Keywords: MALE; STAT3; aging; angiogenesis; limb ischemia.

Figure 1

Impaired angiogenesis of aged mice post hindlimb ischemia surgery. (A) The study design of limb ischemia in young (10 w/o) and aged (80–100 w/o) mice. (B) Representative images of laser Doppler perfusion flow in limb ischemia in young and aged mice. (C) Representative images and weight quantifications of harvested ischemic (left) limbs compared with nonischemic (right) limbs.
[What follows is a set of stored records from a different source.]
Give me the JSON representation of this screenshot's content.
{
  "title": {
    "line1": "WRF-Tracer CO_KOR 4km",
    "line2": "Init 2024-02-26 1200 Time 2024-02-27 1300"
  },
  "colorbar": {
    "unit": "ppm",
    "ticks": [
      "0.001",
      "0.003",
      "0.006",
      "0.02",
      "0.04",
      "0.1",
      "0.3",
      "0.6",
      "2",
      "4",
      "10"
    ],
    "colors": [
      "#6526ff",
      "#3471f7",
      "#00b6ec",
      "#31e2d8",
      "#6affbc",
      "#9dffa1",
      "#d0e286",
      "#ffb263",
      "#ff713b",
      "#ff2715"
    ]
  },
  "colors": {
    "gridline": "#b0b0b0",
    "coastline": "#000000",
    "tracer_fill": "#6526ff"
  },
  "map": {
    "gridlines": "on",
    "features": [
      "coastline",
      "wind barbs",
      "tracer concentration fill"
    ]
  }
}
N = 6, ^*P < 0.05.

Figure 2

Impaired capillary density, expression of STAT3 and proliferation-associated proteins in young and aged mice post hindlimb ischemia surgery. (A) Representative images and quantification of CD31 immunostaining representing capillary density (red; left panel) and STAT3 (green) expressions in endothelial cells (red; CD 31 positive; right panel). Cell nuclei were stained with DAPI (blue); (B) The quantification of capillary density and (C) STAT3 expression; (D) Representative blots and quantification of PI3K, AKT, STAT3, VEGF, and MMP9 protein expression in the ischemic limbs of young and aged mice. The experiment was repeated in triplicate, ^*P < 0.05, ^**P < 0.01, ^**P < 0.001 and ^****P < 0.0001.

Figure 3

Aging attenuates proliferation, migration and tube formation in human umbilical vein endothelial cells (HUVECs). (A) Cell proliferation, evaluated by measuring BrdU incorporation into cells, (B) cell migration after 24 hours, (C) tube formation, evaluated by the branched points, and (D) expressions of P-PI3K, PI3K, P-AKT, AKT, P-STAT3, STAT3 and proliferation-associated proteins of MMP9, VEGF, VEGFR2 and the phosphorylation form of VEGFR2 in young (<10 passage) and aged HUVECs (≥30 passage) with and without hypoxia treatment for 24 hours. The experiment was conducted in triplicate, ^*P < 0.05, ^**P < 0.01, ^***P < 0.001 and, ^****P < 0.0001.

Figure 4

Knocking down STAT3 suppresses proliferation, migration and tube formation in human umbilical vein endothelial cells (HUVECs). (A) Cell proliferation, evaluated by measuring BrdU incorporation into cells, (B) cell migration after 24 hours, (C) tube formation, evaluated by the branched points, and (D) phosphorylation protein expression of P-STAT3 and proliferation-associated proteins, including MMP9, VEGF, VEGFR2 and the phosphorylation form of VEGFR2, in HUVECs treated with scramble or STAT3 small interfering RNA (siSTAT3) under normoxia or hypoxia for 24 hours. The experiment was repeated in triplicate, ^*P < 0.05, ^***P < 0.001, and ^****P < 0.0001.

Figure 5

Lower circulating STAT3 expression in elderly individuals is associated with more major adverse limb events (MALEs). (A) The design of a clinical study focusing on patients with peripheral artery disease (PAD). (B) The expression of circulating STAT3 in young (<65 y/o) and old (≥65 y/o) patients. (C) The expression of circulating STAT3 in patients with or without MALEs. (D) A Kaplan–Meier plot of MALEs among young patients with high STAT3, young patients with low STAT3, old patients with high STAT3, and old patients with high STAT3 (N = 11–20, ^*P < 0.05), ^*The cutoff value of STAT3 is defined as 15 ng/ml.

Graphic abstract. Summary of STAT3 in regulating aging association attenuation of angiogenesis in limb ischemia.